IE 11 is not supported. For an optimal experience visit our site on another browser.

Clarence Thomas' actions 'potentially criminal,' Sen. Blumenthal says

The Democratic senator sounds prepared to take action, including by pushing for subpoenas, amid the Supreme Court's ongoing ethical collapse.


By now, the Senate Judiciary Committee has seen that taking a soft approach to the Supreme Court's ethics crisis won't work. The committee didn't even invite testimony from the man at the center of the crisis, Supreme Court Justice Clarence Thomas, and Chief Justice John Roberts just pathetically declined to testify on the subject in response to the committee's invitation.

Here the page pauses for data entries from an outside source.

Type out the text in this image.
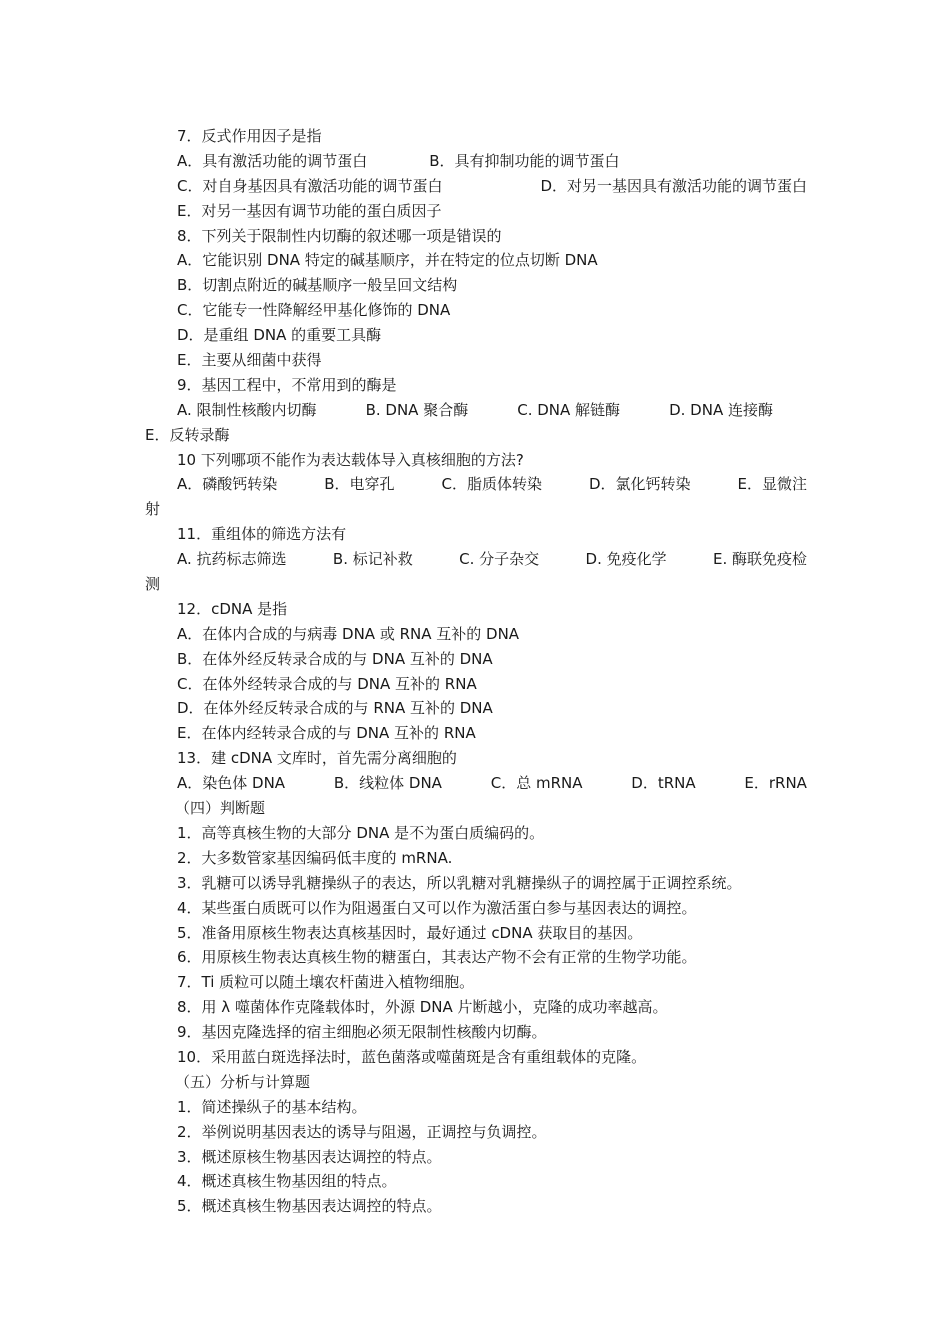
7．反式作用因子是指
A．具有激活功能的调节蛋白	B．具有抑制功能的调节蛋白
C．对自身基因具有激活功能的调节蛋白	D．对另一基因具有激活功能的调节蛋白
E．对另一基因有调节功能的蛋白质因子
8．下列关于限制性内切酶的叙述哪一项是错误的
A．它能识别 DNA 特定的碱基顺序，并在特定的位点切断 DNA
B．切割点附近的碱基顺序一般呈回文结构
C．它能专一性降解经甲基化修饰的 DNA
D．是重组 DNA 的重要工具酶
E．主要从细菌中获得
9．基因工程中，不常用到的酶是
A. 限制性核酸内切酶	B. DNA 聚合酶	C. DNA 解链酶	D. DNA 连接酶
E．反转录酶
10 下列哪项不能作为表达载体导入真核细胞的方法?
A．磷酸钙转染	B．电穿孔	C．脂质体转染	D．氯化钙转染	E．显微注
射
11．重组体的筛选方法有
A. 抗药标志筛选	B. 标记补救	C. 分子杂交	D. 免疫化学	E. 酶联免疫检
测
12．cDNA 是指
A．在体内合成的与病毒 DNA 或 RNA 互补的 DNA
B．在体外经反转录合成的与 DNA 互补的 DNA
C．在体外经转录合成的与 DNA 互补的 RNA
D．在体外经反转录合成的与 RNA 互补的 DNA
E．在体内经转录合成的与 DNA 互补的 RNA
13．建 cDNA 文库时，首先需分离细胞的
A．染色体 DNA	B．线粒体 DNA	C．总 mRNA	D．tRNA	E．rRNA
（四）判断题
1．高等真核生物的大部分 DNA 是不为蛋白质编码的。
2．大多数管家基因编码低丰度的 mRNA.
3．乳糖可以诱导乳糖操纵子的表达，所以乳糖对乳糖操纵子的调控属于正调控系统。
4．某些蛋白质既可以作为阻遏蛋白又可以作为激活蛋白参与基因表达的调控。
5．准备用原核生物表达真核基因时，最好通过 cDNA 获取目的基因。
6．用原核生物表达真核生物的糖蛋白，其表达产物不会有正常的生物学功能。
7．Ti 质粒可以随土壤农杆菌进入植物细胞。
8．用 λ 噬菌体作克隆载体时，外源 DNA 片断越小，克隆的成功率越高。
9．基因克隆选择的宿主细胞必须无限制性核酸内切酶。
10．采用蓝白斑选择法时，蓝色菌落或噬菌斑是含有重组载体的克隆。
（五）分析与计算题
1．简述操纵子的基本结构。
2．举例说明基因表达的诱导与阻遏，正调控与负调控。
3．概述原核生物基因表达调控的特点。
4．概述真核生物基因组的特点。
5．概述真核生物基因表达调控的特点。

Committee Chair Dick Durbin, D-Ill., scheduled an ethics hearing for Tuesday, May 2. But it's unclear what will come of it, or whether the committee will use whatever muscle it has to shed real light on the court's ethical failings or impose meaningful solutions on a reluctant court.

Yet, strong words on the show Wednesday from one of Durbin's committee colleagues, Richard Blumenthal, D-Conn., suggest there's a desire from at least some corners of the committee to be more aggressive. Blumenthal told Nicolle that the committee should consider subpoenas not only for justices but for other potential evidence and witnesses, including Harlan Crow, the GOP megadonor whose years of lavish gifts to Thomas weren't disclosed by the justice.

Indeed, Blumenthal called Thomas’ failure to disclose gifts “potentially criminal” and said the Justice Department should investigate as well. He said Thomas created the appearance that the Supreme Court is "open to the highest bidder."

Blumenthal further said that impeachment should be on the table for Thomas, though he acknowledged that’s unlikely to happen in the Republican-controlled House, where such proceedings would originate.

Nonetheless, it's significant that the senator sounds prepared to use whatever power he has to uncover facts and take action. It's unclear, however, what sway that desire has with the committee. And keep in mind, the committee's power remains weakened in the absence of Dianne Feinstein, whose membership on the committee gives Democrats the majority.